Pivot Points In Forex Trading

Pivot points are enormously popular, even in today's electronically traded markets. Pivot points are support and resistance levels derived from the previous period's high, low, and closing values. Pivot points are points of resistance and support that are very likely to be the points at which short-term trends are reversed and the points at which long-term trends fall back to. Pivot points are frequently used by forex traders as a means to calculate resistance and support levels which are, in turn, used as visual cues to execute trades. Pivot points are especially useful to short-term traders who are looking to take advantage of small price movements.

Pivot Levels

Pivot point calculations are used by security traders to attempt to predict support and resistance levels. To calculate the pivot points and the associated support and resistance levels, traders use the last open, high, low, and close, from the last trading session.
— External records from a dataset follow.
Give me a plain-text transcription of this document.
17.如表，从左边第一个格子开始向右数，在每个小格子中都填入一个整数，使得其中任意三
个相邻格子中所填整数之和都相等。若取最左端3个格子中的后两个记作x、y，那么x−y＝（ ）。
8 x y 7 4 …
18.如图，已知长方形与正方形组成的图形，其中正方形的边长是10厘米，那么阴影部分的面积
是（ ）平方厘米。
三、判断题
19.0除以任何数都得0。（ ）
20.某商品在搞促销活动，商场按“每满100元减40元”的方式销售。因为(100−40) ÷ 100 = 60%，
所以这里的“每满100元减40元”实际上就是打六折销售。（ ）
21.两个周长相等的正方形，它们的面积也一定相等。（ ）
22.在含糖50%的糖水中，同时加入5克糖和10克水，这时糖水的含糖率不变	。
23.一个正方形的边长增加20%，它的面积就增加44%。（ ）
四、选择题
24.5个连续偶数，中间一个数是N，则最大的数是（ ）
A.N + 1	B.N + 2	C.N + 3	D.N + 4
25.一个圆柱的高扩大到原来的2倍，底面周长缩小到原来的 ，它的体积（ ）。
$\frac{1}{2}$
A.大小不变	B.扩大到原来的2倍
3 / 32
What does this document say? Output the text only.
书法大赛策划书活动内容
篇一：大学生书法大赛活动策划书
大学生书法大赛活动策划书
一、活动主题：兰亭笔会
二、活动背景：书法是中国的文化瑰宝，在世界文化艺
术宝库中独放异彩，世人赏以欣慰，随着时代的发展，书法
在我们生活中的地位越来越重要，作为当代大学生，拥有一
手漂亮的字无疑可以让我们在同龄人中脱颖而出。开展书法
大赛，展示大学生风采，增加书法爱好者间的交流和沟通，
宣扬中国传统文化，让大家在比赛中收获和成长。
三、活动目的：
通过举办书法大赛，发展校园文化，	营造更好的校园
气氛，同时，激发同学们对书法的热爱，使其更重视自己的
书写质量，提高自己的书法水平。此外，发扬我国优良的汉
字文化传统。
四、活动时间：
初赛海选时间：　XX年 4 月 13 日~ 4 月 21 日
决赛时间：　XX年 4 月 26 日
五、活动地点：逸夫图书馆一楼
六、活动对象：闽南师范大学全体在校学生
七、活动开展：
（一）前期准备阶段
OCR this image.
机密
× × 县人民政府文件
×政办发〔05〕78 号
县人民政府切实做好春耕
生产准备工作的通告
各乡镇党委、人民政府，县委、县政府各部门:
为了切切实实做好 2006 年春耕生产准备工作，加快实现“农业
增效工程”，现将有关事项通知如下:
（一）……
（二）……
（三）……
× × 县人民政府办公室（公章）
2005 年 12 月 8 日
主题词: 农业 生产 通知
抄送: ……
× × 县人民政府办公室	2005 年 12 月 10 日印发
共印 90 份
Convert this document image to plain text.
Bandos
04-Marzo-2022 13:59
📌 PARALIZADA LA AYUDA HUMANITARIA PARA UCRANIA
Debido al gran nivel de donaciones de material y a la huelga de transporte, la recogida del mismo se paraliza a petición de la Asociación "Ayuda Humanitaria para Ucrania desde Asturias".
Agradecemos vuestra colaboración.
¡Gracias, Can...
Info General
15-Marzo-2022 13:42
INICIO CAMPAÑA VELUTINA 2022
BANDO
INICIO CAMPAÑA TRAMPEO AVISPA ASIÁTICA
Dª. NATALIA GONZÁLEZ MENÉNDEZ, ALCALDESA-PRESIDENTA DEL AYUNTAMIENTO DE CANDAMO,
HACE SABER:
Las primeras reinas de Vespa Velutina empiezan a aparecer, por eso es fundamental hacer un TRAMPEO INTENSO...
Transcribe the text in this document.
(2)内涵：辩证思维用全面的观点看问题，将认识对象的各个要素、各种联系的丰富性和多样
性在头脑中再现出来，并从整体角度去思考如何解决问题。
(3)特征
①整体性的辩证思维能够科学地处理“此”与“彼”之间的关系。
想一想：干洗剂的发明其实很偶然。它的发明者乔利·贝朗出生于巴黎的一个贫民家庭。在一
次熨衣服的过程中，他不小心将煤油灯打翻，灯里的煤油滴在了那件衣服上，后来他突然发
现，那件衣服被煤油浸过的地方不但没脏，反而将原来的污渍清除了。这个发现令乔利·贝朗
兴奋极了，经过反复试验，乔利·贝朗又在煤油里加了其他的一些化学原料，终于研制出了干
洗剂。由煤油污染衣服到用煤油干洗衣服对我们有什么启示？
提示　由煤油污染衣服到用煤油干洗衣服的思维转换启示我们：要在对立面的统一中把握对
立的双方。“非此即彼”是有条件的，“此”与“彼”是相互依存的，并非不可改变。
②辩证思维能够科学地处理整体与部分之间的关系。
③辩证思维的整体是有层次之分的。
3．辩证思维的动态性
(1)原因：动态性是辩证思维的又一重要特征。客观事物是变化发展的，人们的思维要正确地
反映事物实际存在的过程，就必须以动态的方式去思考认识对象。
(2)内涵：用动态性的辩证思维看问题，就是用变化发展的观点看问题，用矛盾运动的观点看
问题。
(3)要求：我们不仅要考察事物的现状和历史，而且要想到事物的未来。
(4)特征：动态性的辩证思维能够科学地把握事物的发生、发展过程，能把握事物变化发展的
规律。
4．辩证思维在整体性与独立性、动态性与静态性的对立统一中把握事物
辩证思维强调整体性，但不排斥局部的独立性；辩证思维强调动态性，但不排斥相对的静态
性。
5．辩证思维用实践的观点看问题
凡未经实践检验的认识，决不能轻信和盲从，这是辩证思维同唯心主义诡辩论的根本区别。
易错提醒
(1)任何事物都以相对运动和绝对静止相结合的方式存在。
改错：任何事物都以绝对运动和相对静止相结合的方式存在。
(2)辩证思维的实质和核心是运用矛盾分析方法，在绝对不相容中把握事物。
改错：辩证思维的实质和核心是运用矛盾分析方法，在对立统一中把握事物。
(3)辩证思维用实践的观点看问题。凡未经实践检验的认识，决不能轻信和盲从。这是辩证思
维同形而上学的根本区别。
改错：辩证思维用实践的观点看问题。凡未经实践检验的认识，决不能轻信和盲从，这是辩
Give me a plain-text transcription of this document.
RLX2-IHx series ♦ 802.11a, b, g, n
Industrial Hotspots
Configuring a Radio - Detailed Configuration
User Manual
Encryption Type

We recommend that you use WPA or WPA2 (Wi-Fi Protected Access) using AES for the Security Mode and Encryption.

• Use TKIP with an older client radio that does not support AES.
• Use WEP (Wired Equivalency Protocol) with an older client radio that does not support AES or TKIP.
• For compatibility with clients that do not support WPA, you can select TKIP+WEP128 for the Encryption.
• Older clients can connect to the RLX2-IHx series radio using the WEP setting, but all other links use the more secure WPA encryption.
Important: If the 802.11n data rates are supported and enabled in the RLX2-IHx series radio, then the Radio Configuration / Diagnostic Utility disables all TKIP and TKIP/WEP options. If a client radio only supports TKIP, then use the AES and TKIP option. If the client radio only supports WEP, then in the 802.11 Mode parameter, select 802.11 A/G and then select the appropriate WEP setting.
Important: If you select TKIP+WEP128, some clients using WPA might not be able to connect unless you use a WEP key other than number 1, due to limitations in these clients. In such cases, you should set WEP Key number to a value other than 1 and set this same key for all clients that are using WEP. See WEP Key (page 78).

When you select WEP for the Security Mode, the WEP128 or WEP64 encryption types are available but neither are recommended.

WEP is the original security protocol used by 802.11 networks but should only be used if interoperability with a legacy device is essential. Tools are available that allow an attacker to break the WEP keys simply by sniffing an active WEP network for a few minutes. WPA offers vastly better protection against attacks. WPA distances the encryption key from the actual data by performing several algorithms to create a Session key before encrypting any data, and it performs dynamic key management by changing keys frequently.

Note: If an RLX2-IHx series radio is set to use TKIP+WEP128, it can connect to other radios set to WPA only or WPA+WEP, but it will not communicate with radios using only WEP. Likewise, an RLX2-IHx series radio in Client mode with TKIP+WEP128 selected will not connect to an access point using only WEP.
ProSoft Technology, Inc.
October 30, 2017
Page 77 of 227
After calculating the previous days high, low and close you will find 7 points, 3 resistance levels, 3 support levels and the actual pivot point. Support pivot points are below current price and resistance pivot points are above current price. The support levels are S1, S2 and S3. The resistance levels are R1, R2 and R3. A demonstration of significant price activity above the daily pivot point is considered to have bullish implications, while significant activity below this level is bearish. The second set of support and resistance points, S2 and R2, are used in the event that the price breaks through the previous day's trading range and continues until it meets a second, higher level of resistance or lower level of support. By the time the market reaches R2, R3 or S2, S3 the market will already be overbought or oversold and these levels should be used for exits rather than entries.

Trading Pivot Points

Trading pivot points can be a very useful exercise for Forex traders. Because so many currency traders follow pivot points you will often find that the market reacts at these levels. The general idea behind trading pivot points is to look for a reversal or break of R1 or S1. Using pivot points as a trading strategy has been around for a long time and was originally used by floor traders. The reason pivot point trading is so popular is that pivot points are predictive as opposed to lagging. The pivot points are considered as short-term trend indicators, and are generally useful for short term trading. By combining the Pivot Points with your favorite indicator you can develop your own trading system that no one else uses.

In conclusion, pivot points are used in the currency trading market by investors of all levels, including banks, professional traders, and mutual funds to help them determine when to buy or sell a particular currency. Pivot points are exactly what they sound like – the point at which the market is expected to turn – if it has been going either up or down, a pivot point is the value at which it will reverse the trend.